The pg_atomic_init_u64 variable was not initialized before, this leads to a failure.
This is a complex patch from multiple authors, which allows adding optional compression in SP-GiST leaf tuples. Originally this functionality was left out intentionally, but looks like PostGIS can make good use of this.
When constants from a flattened subquery are used in a grouping set, the planner might merge these constants into outer expressions. The grouping set will then fail.
While not the actual author of this patch, the underlying framework was provided by us. This feature allows to use the parallel execution features in PostgreSQL to build or rebuild a btree index.
One can say that even Greenplum Database is no longer based on PostgreSQL 8.2, and therefore code which deals with the pre-8.2 module handling can be removed. In reality, PostgreSQL 8.2 is long EOL, and therefore such #ifdef’s can be removed. Found while merging a newer PostgreSQL version into Greenplum Database.
While the funcionality of server-side CRL and CA files was removed before, the documentation was not updated properly. This patch fixes that.
While earlier implementations used random directory names, and removed the test output files after the test, this patch moves to use static names and preserves the output of failing tests. This makes it easier to debug a failing TAP test.
A connection string can include spaces in items, not only between items. Therefore the items, or values, must be quoted properly. It is not enough to just quote the entire string.
Across the lexer code, sometimes a simple strcmp was used to match keywords, sometimes the more sophisticated pg_strcasecmp. The latter adds additional overhead, because the identifiers are already made lowercase. This patch changes the code base to always use strcmp to match identifiers in the lexer.
Previously the isolationtester had a limit of 1024 bytes for each SQL query. That seems a bit low these days, and people already ran into this limit.
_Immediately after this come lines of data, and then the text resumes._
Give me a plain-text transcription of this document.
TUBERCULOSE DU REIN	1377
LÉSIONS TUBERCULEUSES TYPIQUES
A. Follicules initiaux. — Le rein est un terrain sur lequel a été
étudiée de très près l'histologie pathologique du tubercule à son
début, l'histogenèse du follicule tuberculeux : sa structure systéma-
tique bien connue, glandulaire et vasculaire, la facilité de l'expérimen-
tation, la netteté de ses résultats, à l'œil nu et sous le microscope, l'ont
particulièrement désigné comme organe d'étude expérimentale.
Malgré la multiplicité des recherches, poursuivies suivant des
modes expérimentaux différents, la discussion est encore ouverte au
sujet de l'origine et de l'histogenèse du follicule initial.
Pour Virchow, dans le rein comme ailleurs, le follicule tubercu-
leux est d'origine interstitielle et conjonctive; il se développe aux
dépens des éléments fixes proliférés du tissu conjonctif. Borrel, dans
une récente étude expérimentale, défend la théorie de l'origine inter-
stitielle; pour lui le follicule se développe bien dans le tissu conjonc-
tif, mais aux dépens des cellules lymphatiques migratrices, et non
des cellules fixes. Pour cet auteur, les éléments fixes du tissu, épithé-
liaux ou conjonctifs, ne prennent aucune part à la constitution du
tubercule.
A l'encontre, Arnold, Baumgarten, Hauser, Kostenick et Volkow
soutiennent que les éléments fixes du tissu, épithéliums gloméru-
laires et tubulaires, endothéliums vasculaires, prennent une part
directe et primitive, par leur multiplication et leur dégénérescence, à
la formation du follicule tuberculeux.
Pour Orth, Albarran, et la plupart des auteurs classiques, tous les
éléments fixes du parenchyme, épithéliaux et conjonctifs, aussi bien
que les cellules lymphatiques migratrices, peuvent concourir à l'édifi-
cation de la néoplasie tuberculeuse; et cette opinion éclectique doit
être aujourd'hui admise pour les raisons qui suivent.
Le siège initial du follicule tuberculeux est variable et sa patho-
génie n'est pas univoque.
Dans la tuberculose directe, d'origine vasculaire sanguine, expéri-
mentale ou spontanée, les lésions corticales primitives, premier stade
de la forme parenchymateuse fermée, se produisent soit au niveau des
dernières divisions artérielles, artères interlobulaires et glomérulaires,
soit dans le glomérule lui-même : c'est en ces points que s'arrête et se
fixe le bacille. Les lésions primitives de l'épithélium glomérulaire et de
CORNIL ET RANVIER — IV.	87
This patch removes this limit and makes the buffer resizable.
The documentation does not mention WaitForBackgroundWorkerShutdown(), this patch fixes that oversight, and also updates the documentation for WaitForBackgroundWorkerStartup().
For consistency checking of WAL pages, previously only the LSN was masked when the consistency check is performed. This fix adds the page checksum to the exclude list as well, because a changed LSN will change the consistency check even though the data in the page itself is not changed.
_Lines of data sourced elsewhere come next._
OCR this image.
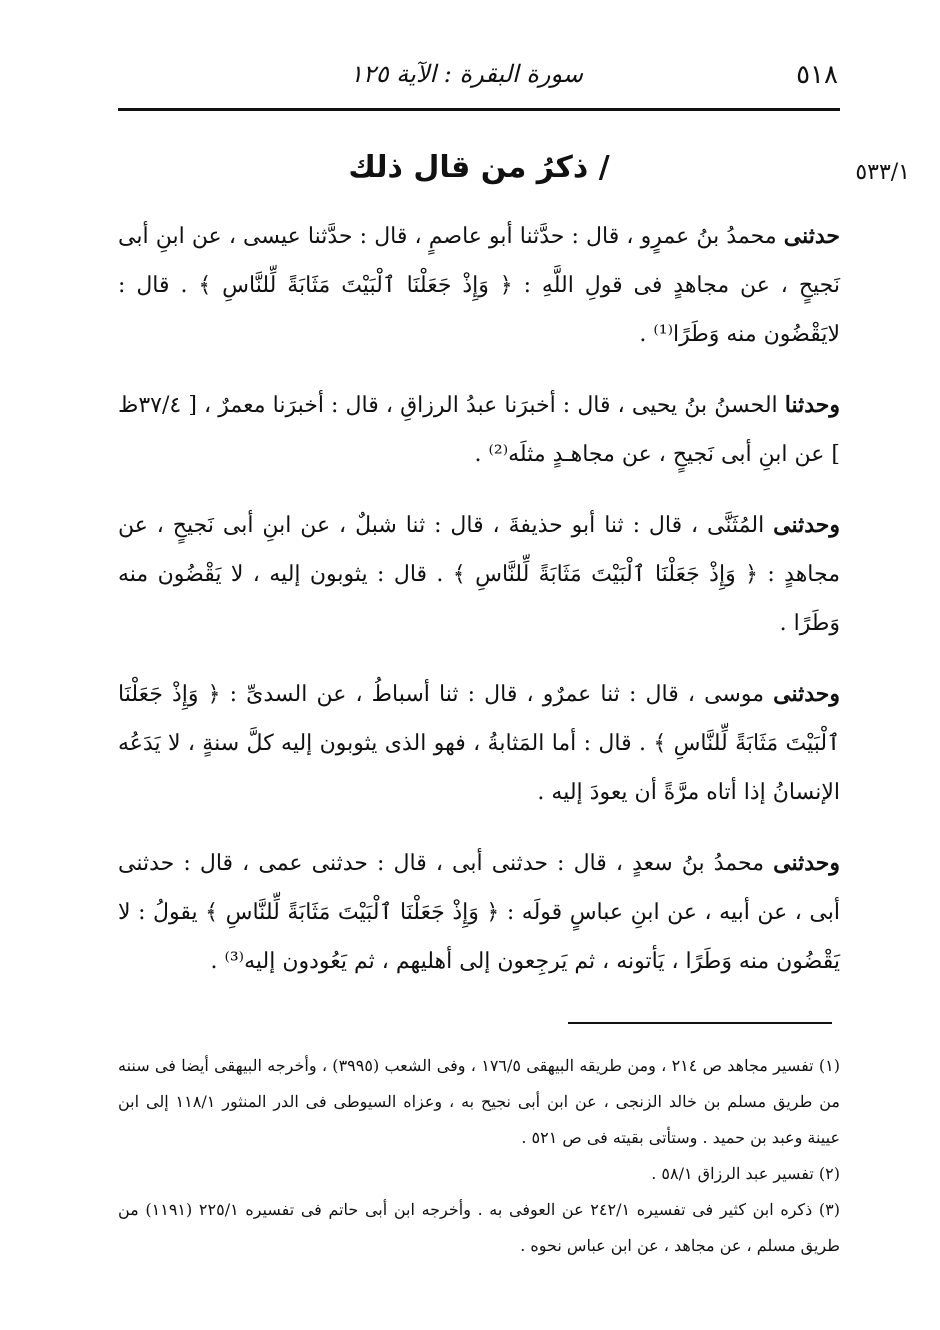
٥١٨
سورة البقرة : الآية ١٢٥
٥٣٣/١
/ ذكرُ من قال ذلك

حدثنى محمدُ بنُ عمرٍو ، قال : حدَّثنا أبو عاصمٍ ، قال : حدَّثنا عيسى ، عن ابنِ أبى نَجيحٍ ، عن مجاهدٍ فى قولِ اللَّهِ : ﴿ وَإِذْ جَعَلْنَا ٱلْبَيْتَ مَثَابَةً لِّلنَّاسِ ﴾ . قال : لايَقْضُون منه وَطَرًا⁽¹⁾ .

وحدثنا الحسنُ بنُ يحيى ، قال : أخبرَنا عبدُ الرزاقِ ، قال : أخبرَنا معمرٌ ، [ ٣٧/٤ظ ] عن ابنِ أبى نَجيحٍ ، عن مجاهـدٍ مثلَه⁽²⁾ .

وحدثنى المُثَنَّى ، قال : ثنا أبو حذيفةَ ، قال : ثنا شبلٌ ، عن ابنِ أبى نَجيحٍ ، عن مجاهدٍ : ﴿ وَإِذْ جَعَلْنَا ٱلْبَيْتَ مَثَابَةً لِّلنَّاسِ ﴾ . قال : يثوبون إليه ، لا يَقْضُون منه وَطَرًا .

وحدثنى موسى ، قال : ثنا عمرٌو ، قال : ثنا أسباطُ ، عن السدىِّ : ﴿ وَإِذْ جَعَلْنَا ٱلْبَيْتَ مَثَابَةً لِّلنَّاسِ ﴾ . قال : أما المَثابةُ ، فهو الذى يثوبون إليه كلَّ سنةٍ ، لا يَدَعُه الإنسانُ إذا أتاه مرَّةً أن يعودَ إليه .

وحدثنى محمدُ بنُ سعدٍ ، قال : حدثنى أبى ، قال : حدثنى عمى ، قال : حدثنى أبى ، عن أبيه ، عن ابنِ عباسٍ قولَه : ﴿ وَإِذْ جَعَلْنَا ٱلْبَيْتَ مَثَابَةً لِّلنَّاسِ ﴾ يقولُ : لا يَقْضُون منه وَطَرًا ، يَأتونه ، ثم يَرجِعون إلى أهليهم ، ثم يَعُودون إليه⁽³⁾ .

(١) تفسير مجاهد ص ٢١٤ ، ومن طريقه البيهقى ١٧٦/٥ ، وفى الشعب (٣٩٩٥) ، وأخرجه البيهقى أيضا فى سننه من طريق مسلم بن خالد الزنجى ، عن ابن أبى نجيح به ، وعزاه السيوطى فى الدر المنثور ١١٨/١ إلى ابن عيينة وعبد بن حميد . وستأتى بقيته فى ص ٥٢١ .

(٢) تفسير عبد الرزاق ٥٨/١ .

(٣) ذكره ابن كثير فى تفسيره ٢٤٢/١ عن العوفى به . وأخرجه ابن أبى حاتم فى تفسيره ٢٢٥/١ (١١٩١) من طريق مسلم ، عن مجاهد ، عن ابن عباس نحوه .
When a standby is renamed, there is a race condition that commands can be send async to the old name. This patch fixes that problem.
The PageGetLSN() is only supposed to be used when a process holds an exclusive lock on the buffer. If a process only holds a shared lock on the buffer, the BufferGetLSNAtomic() must be used instead.
A newly introduced assertion uncovered some places which do not follow this rule. This patch fixes all but one of the problems, and the remaining code place is verified as a non-issue.
Although we have a number of people on all kind of PostgreSQL related projects, the following people contributed to the development of PostgreSQL 11:
We have some ideas for upcoming PostgreSQL versions.
Greenplum Database has table partitioning for a long time, that is a feature which was only recently added to PostgreSQL. We want to share some of the experiences we made around this feature, and enhance the functionality in PostgreSQL.
Another existing limitation which we would like to loosen is the length of text type. Currently that type can hold roughly 1 GB, but for some use cases that is not enough.